Recent experience with limited private sponsorship schemes have shown that many Americans have an appetite to help refugees. By November, just seven months after the Biden administration launched Uniting for Ukraine, 171,000 Americans had applied to sponsor Ukrainians fleeing the war, with 85,000 Ukrainians arriving during that period.
Uniting for Ukraine gave sponsors and refugees a way to cut through the bureaucratic red tape that normally stifles quick resettlement. In fiscal year 2022, the U.S. resettled just 25,465 refugees through the severely backlogged USRAP. “In sharp contrast to the normal glacial pace of the federal government’s immigration bureaucracy,” George Mason University law professor (and refugee sponsor) Ilya Somin wrote, the Ukrainian family he was matched with was slated to arrive “less than two months after we started the process of becoming sponsors.”
The new initiative will put sponsored refugees on the path to permanent legal status and citizenship. This is an improvement on Uniting for Ukraine, which allows Ukrainians to stay in the U.S. for only two years.

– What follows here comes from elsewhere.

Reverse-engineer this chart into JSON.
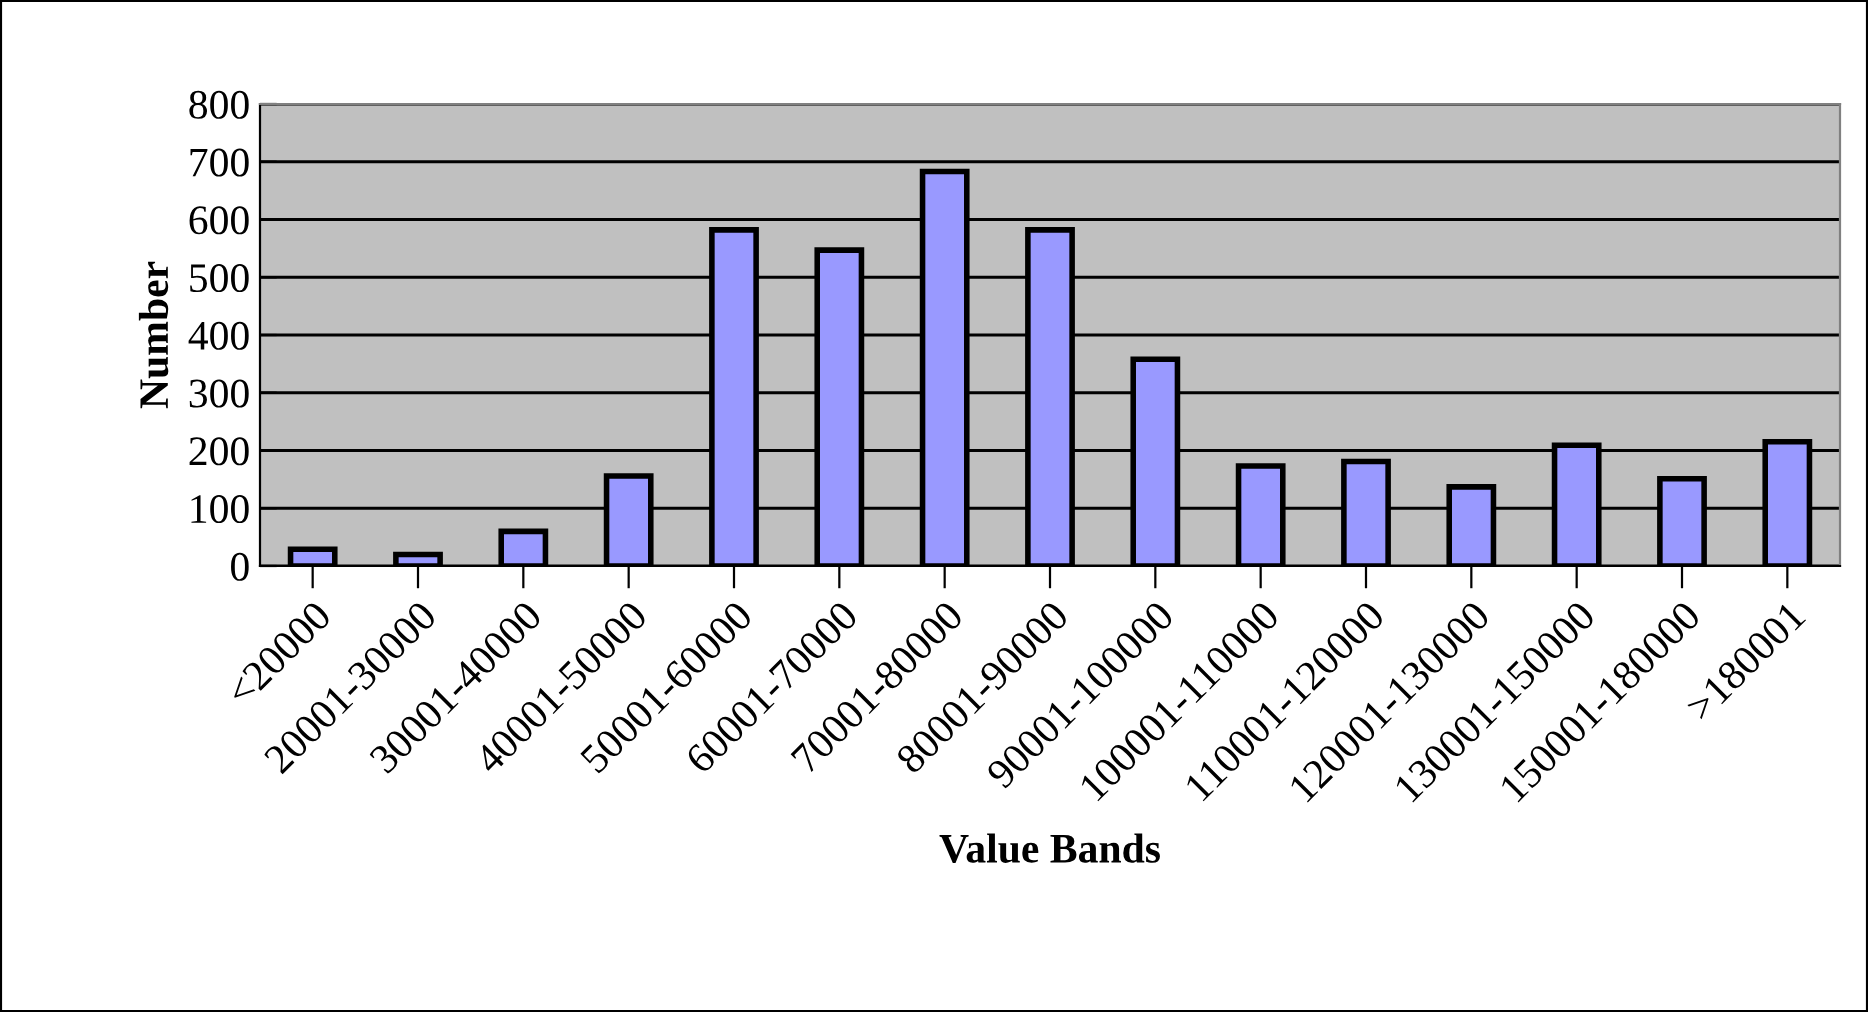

Welcome Corps mirrors Canada’s private refugee sponsorship program, which has bolstered (and, in many ways, outperformed) the country’s traditional government-assisted model since the 1970s. Research from the Niskanen Center indicates that 70 percent of privately sponsored refugees in Canada secured a job within a year of arrival, while just 40 percent of government-sponsored refugees did. Since individuals and organizations take financial responsibility for refugees, sponsors are incentivized to help their beneficiaries find employment more quickly.
Private refugee sponsorship can also forge deeper community bonds, since ordinary citizens are directly invested in helping refugees integrate. Sponsors can rely on their existing networks and local knowledge to help new arrivals. These benefits will be especially clear during the second phase of Welcome Corps, when sponsors can name specific refugees to help. In Canada’s program, those pre-existing ties help privately sponsored refugees “generally adapt more quickly…than those who arrive through the government-assisted pathway,” according to the Migration Policy Institute.
The new initiative is an important recognition that America’s resettlement program needs fixing. It will actively involve private citizens in that process, allowing them to harness their generosity and resources to help refugees.